Phase 4: watching after approval

Approval is not the end of testing. Phase 4, or post-market surveillance, continues monitoring safety once a vaccine is in widespread use, precisely because even a Phase 3 trial with tens of thousands of participants cannot reliably detect side effects that occur in only one in several hundred thousand or one in a million people. Systems that collect and analyze reports of adverse events following vaccination, cross-referenced against what would be expected to occur by chance in an unvaccinated population of the same size, are how genuinely rare safety signals get identified and investigated after a product reaches the general public, complementing the population-level protection tracked through concepts like herd immunity once vaccination becomes widespread.

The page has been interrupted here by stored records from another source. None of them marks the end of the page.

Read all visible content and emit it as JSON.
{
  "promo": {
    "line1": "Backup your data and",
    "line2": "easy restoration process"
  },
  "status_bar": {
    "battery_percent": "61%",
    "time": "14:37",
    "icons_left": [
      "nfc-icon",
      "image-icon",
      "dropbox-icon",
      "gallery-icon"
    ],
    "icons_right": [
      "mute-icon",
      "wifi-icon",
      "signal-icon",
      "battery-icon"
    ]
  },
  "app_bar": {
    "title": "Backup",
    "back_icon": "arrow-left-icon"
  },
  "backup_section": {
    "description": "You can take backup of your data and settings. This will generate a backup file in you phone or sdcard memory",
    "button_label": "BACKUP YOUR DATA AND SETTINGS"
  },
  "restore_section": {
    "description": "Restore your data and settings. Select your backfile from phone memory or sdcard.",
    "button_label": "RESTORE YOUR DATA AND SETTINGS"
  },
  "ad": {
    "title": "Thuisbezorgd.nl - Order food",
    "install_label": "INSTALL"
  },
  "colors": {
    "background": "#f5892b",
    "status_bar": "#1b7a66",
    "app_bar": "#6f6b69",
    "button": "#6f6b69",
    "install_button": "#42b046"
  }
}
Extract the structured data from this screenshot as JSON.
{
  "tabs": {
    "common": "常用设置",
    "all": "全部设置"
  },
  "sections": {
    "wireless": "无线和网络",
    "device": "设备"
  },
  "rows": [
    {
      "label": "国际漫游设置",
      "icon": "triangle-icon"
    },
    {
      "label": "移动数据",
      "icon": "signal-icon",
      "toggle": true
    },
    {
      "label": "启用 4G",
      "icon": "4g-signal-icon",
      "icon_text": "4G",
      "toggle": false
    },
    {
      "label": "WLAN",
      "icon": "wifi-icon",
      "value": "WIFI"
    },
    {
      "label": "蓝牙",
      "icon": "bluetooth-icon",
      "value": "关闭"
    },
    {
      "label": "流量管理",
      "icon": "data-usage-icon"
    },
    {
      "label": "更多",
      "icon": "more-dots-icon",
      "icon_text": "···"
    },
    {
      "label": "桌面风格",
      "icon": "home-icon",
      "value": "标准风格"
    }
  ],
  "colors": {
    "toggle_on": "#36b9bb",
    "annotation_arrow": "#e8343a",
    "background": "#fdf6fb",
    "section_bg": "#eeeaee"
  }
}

Why the process takes years, not months

Each phase depends on the completed results of the one before it, and Phase 3 trials in particular require enough time for a sufficient number of natural disease cases to accumulate in the study population to produce a statistically meaningful comparison, which can take many months on its own even with a large trial. Manufacturing scale-up, regulatory review time, and the sequential nature of the safety and efficacy questions being asked at each stage are why vaccine development, under ordinary circumstances, typically spans several years from initial candidate to approval, with the multi-phase structure existing specifically to stop unsafe or ineffective candidates as early and cheaply as possible rather than discovering problems only after wide distribution.

The short version

Vaccine testing moves through preclinical lab and animal studies, then three phases of increasingly large human trials that separately establish safety, optimal dosing, and real-world efficacy against a placebo, using randomization and blinding to keep results objective. Regulators independently review the full trial data before approval, and safety monitoring continues indefinitely afterward through post-market surveillance designed to catch rare side effects too infrequent to appear even in large trials.